Его шершавая рука погладила меня по подбородку, зарылась в распущенный белокурый каскад локонов. Я была как каменная и в ту минуту почти не чувствовала его прикосновений. В мозгу медленно всплывали картины прошлого. Министр Дюпор, этот отвратительный старик, получивший меня в обмен на замок. Грузный тюремщик Мишо, купивший меня за бутылку спирта. Я скатываюсь все ниже и ниже, и этому нет конца. Значит, Шаретт станет новым звеном в этой мерзкой цепи? Значит, Мьетта была права?

Дюпор, Мишо… Они, по крайней мере, не били меня. Хотя бы в этом отношении мое достоинство было сохранено. А тот кошмарный вечер в «Золотом погребке», виконт де Маргадель и его бесчисленные товарищи, не знаю даже, сколько их было! Я падаю в бездну, в ад, в грязь, и никому уже не докажешь, что душа-то у меня чиста – так же чиста, как пять лет назад!

– Нет! – крикнула я исступленно. – Нет! Не будет этого! Уж вам-то меня никогда не получить, никогда!

Я отбросила его руку, как отбрасывают отвратительное склизкое насекомое, едва сдержав желание плюнуть ему в лицо. О, это лицо! Эта уродливая гримаса!

Трудно сказать, как я выскочила из сторожки Святителя Мартена. Я только сознавала, что он меня не удерживает. Кажется, я слышала смех Шаретта, и он казался мне сатанинским.

Уже была ночь, и лунный свет ослепил меня. Лес казался таинственно притихшим, безмолвным, словно прислушивающимся к тому, что происходило в домике. Шелест деревьев в ночи звучал почти феерически. Четкими силуэтами вырисовывались на фоне ночного неба полуголые костлявые грабы и ясени. Биение струй родника в лесной тишине было неожиданно громким.

– Нет, – прошептала я еще раз. – Нет. Я не могу. Это невозможно даже представить.

Презрительный смех в домике был мне ответом.

3

Маленький городок Машкуль давным-давно, еще в XIV веке, стал местом преступлений зловещего маршала Жиля де Реца. В его мрачном замке процветали пытки и жестокость, насилие и кровожадность. Жиль де Рец замучил сотни людей – женщин, девочек, мальчиков, – но его разоблачили и после суда сожгли на костре как чернокнижника. От его замка, помнившего столько преступлений, нынче остались только руины. Обугленные развалины, среди которых разросся чертополох.

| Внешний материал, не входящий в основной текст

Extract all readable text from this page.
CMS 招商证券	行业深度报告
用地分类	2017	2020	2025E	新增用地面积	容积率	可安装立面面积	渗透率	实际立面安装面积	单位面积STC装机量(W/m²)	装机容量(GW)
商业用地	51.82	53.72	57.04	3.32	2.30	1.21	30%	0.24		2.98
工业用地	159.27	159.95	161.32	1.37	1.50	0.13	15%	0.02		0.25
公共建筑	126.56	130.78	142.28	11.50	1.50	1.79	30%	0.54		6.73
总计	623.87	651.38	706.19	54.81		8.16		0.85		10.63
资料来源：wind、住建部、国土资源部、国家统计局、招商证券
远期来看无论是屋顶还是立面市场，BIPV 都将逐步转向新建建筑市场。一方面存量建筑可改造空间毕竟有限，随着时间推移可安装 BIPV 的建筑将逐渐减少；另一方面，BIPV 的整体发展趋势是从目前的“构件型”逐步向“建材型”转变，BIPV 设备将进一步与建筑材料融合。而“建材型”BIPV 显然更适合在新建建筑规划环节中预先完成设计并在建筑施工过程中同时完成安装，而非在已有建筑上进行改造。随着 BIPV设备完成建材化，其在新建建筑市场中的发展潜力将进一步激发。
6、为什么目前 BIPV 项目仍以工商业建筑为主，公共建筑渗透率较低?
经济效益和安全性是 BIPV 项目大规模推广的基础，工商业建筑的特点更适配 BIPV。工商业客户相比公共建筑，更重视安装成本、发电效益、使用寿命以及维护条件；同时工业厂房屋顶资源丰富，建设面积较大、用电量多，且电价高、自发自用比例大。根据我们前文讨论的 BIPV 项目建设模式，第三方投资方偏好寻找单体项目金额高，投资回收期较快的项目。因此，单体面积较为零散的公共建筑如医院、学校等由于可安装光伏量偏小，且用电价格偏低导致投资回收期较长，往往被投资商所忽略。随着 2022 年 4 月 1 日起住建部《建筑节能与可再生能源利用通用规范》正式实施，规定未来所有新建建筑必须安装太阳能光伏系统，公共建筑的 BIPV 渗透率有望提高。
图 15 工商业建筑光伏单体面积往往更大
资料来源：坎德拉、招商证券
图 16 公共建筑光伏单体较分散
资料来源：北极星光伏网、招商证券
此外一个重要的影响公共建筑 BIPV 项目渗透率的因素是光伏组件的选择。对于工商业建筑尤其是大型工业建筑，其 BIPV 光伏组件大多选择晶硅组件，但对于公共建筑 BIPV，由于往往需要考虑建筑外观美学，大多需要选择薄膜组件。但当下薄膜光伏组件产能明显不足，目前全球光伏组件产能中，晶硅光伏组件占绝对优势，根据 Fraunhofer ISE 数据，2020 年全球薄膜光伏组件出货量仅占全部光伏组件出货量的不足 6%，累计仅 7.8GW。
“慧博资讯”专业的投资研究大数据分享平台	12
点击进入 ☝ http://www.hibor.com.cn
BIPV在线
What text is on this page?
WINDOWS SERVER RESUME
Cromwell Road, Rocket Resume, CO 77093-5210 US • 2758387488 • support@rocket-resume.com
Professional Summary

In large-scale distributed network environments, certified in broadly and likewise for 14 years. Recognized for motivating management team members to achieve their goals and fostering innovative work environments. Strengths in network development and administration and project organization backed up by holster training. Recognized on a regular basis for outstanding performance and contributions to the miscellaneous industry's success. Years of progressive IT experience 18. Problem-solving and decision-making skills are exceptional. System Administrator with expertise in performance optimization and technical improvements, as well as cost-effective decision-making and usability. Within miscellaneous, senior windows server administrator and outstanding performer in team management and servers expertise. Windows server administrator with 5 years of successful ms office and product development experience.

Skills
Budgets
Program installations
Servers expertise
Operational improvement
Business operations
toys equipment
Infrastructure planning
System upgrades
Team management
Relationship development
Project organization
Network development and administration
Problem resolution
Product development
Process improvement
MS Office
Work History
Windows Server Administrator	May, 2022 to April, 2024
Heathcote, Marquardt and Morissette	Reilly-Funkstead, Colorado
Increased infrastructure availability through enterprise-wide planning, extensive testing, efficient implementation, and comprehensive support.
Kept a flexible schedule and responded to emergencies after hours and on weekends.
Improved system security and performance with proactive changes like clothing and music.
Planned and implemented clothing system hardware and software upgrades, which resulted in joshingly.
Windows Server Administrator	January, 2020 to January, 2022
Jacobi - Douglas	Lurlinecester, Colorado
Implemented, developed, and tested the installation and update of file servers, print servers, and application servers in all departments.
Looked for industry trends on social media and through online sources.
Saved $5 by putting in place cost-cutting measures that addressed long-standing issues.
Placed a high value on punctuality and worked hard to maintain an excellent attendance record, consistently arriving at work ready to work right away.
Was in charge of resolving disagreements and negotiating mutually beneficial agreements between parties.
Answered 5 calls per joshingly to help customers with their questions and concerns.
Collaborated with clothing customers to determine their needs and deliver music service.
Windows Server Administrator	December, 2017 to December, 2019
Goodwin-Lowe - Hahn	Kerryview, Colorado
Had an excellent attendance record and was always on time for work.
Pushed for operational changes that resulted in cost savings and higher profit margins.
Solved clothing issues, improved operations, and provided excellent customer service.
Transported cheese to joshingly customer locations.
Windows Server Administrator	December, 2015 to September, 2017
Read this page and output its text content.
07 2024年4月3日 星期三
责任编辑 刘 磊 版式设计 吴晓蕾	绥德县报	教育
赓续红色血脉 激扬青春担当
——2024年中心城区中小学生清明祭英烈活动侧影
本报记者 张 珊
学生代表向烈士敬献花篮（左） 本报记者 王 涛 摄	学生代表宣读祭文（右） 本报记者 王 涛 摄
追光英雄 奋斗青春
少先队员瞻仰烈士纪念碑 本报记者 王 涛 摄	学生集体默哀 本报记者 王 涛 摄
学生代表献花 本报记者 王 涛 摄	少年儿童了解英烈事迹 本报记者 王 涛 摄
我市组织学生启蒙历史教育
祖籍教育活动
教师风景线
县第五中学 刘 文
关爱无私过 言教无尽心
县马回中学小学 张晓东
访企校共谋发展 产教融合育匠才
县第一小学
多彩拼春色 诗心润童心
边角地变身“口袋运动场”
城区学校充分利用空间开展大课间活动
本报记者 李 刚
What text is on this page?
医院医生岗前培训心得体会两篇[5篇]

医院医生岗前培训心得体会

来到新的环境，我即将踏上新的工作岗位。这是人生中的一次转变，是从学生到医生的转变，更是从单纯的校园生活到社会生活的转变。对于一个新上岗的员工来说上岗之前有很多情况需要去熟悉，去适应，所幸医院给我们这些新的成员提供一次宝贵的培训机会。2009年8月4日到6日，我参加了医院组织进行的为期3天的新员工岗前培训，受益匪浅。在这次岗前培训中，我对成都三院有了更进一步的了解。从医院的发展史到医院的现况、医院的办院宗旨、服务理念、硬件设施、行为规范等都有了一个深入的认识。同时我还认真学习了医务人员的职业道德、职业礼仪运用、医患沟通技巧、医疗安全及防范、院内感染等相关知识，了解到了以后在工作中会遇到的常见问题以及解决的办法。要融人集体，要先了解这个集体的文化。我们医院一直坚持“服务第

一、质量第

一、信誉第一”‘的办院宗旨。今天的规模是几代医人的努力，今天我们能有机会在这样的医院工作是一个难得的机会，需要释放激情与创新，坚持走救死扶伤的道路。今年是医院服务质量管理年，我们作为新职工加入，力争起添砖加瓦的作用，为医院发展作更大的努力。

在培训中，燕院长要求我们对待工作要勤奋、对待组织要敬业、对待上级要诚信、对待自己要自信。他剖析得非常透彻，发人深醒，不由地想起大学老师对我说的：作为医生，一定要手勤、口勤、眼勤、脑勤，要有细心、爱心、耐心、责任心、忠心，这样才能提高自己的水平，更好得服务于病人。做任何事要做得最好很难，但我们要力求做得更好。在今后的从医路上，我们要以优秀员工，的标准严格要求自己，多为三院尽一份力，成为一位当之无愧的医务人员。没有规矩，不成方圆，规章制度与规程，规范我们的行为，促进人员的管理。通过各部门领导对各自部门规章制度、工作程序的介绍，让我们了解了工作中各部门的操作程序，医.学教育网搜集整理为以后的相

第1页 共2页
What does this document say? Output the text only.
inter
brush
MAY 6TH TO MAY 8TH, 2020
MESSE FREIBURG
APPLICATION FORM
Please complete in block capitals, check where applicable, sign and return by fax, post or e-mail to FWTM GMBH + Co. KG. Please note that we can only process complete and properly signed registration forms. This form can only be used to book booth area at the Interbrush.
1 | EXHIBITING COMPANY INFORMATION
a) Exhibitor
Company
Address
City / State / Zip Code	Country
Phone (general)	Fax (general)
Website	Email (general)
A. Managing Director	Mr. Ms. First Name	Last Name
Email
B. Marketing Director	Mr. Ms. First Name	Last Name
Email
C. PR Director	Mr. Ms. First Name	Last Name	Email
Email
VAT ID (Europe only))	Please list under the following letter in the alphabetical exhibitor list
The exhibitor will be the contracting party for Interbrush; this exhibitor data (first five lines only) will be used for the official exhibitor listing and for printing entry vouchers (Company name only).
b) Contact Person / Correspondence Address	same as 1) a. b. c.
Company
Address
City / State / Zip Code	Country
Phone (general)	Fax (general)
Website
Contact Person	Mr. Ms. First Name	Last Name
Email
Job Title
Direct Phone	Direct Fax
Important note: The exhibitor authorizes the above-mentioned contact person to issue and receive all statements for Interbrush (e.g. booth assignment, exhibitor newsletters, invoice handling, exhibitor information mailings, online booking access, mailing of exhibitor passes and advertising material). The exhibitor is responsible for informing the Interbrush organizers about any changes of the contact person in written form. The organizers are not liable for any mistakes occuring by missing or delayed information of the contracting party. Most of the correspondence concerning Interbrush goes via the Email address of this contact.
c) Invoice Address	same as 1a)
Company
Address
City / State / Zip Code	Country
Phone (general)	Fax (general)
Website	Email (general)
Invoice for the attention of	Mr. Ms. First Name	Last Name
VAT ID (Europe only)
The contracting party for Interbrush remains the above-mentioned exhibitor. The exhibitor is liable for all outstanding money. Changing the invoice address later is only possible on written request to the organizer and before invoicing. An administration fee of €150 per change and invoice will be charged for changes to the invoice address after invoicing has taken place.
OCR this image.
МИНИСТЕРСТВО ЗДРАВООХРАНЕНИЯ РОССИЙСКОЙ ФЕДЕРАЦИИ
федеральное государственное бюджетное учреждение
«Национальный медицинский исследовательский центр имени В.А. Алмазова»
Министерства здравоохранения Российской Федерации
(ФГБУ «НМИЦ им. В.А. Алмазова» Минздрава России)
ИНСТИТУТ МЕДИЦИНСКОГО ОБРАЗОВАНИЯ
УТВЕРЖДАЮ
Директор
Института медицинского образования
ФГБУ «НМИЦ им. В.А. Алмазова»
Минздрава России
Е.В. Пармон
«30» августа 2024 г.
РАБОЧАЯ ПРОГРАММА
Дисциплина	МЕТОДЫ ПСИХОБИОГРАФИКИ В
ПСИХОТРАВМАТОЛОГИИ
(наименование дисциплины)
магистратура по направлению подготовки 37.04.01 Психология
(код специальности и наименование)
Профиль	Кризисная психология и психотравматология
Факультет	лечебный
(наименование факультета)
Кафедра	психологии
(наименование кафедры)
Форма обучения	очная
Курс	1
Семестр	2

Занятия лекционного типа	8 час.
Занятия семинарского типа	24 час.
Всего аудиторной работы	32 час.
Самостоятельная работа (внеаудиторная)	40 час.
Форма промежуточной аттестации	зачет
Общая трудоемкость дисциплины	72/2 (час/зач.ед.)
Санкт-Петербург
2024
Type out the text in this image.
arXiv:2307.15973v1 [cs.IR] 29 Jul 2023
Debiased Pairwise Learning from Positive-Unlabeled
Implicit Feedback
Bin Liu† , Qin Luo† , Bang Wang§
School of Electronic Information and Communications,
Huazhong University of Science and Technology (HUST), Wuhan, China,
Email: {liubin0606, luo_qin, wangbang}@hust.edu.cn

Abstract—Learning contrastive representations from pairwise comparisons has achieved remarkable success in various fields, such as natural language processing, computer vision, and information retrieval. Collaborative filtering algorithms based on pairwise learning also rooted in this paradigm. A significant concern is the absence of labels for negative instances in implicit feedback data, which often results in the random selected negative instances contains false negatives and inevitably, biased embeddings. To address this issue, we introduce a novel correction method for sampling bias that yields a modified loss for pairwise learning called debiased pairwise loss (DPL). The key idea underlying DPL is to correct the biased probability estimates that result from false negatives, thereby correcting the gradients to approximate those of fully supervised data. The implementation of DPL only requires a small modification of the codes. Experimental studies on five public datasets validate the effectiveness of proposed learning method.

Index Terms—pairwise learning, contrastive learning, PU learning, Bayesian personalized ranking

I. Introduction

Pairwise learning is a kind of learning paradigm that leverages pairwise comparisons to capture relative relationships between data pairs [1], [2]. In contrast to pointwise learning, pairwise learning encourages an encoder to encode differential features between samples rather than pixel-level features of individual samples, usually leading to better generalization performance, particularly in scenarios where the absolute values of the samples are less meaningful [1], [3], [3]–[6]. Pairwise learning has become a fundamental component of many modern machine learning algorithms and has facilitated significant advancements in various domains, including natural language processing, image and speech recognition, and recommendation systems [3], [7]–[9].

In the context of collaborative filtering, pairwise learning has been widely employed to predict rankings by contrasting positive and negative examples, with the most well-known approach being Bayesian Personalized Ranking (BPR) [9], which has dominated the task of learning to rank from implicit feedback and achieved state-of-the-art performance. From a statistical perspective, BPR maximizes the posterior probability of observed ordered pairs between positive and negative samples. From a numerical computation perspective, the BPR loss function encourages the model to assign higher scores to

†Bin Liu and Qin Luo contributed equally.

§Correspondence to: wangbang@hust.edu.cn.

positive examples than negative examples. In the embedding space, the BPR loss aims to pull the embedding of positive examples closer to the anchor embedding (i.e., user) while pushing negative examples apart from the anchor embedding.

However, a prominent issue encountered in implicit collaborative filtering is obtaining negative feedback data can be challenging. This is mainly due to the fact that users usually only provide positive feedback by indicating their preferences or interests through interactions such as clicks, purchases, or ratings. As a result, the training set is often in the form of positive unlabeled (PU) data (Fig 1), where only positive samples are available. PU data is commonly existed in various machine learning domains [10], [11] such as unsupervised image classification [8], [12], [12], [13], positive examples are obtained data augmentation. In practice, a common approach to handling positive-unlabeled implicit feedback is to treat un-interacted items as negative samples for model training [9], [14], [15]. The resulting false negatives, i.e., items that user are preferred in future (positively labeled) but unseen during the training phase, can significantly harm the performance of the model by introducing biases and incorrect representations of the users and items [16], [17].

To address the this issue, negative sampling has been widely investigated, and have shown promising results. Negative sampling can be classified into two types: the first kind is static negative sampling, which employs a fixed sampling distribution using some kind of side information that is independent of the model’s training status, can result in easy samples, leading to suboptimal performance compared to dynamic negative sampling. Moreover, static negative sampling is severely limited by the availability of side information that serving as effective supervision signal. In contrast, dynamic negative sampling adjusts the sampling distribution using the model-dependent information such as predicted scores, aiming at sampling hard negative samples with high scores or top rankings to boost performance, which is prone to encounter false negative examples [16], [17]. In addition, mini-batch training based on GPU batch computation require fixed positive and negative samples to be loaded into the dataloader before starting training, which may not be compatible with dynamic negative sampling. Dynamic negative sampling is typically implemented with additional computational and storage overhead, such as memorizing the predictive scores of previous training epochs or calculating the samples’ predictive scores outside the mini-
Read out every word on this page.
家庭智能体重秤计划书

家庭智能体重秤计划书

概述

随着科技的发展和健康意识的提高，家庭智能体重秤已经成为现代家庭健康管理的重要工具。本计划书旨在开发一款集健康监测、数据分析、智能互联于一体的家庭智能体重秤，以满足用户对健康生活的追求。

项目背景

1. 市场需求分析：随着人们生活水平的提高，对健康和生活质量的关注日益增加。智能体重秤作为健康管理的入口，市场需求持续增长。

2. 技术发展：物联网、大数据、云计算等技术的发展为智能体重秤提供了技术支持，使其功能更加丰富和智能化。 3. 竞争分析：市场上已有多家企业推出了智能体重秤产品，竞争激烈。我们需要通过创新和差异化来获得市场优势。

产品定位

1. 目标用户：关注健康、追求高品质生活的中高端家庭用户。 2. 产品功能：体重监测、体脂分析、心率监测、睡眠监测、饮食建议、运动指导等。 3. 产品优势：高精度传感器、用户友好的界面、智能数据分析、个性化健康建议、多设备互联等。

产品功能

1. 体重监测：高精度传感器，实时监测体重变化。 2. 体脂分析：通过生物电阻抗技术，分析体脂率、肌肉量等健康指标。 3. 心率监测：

Я вспомнила это, бредя по улице захваченного вандейцами Машкуля. Отряд Шаретта численностью в пять тысяч вошел сюда совсем недавно, не более двух часов назад. Пылали дома республиканцев. Дым не давал дышать и щипал горло. Я закашлялась, закрывая лицо рукой. Пламя бушевало в ратуше, по воздуху летали горящие бумаги – вандейцы жгли архив. В саду каждого дома либо насиловали женщин, либо грабили. Трудно было найти мало-мальски высокое дерево, где бы не было повешенного.

Стрельбы уже не было слышно. Наступил час грабежа. Как в те далекие времена, когда захваченный город на три дня отдавался в полное распоряжение солдат-победителей. Тогда не было над ними никакой власти. Нынешние повстанцы, еще вчера крестьяне, быстро учились повадкам рыцарей из темного средневековья. Вслед за вандейцами появлялись их жены и дети. Они тащили за собой тележки, которые тут же наполняли награбленным добром.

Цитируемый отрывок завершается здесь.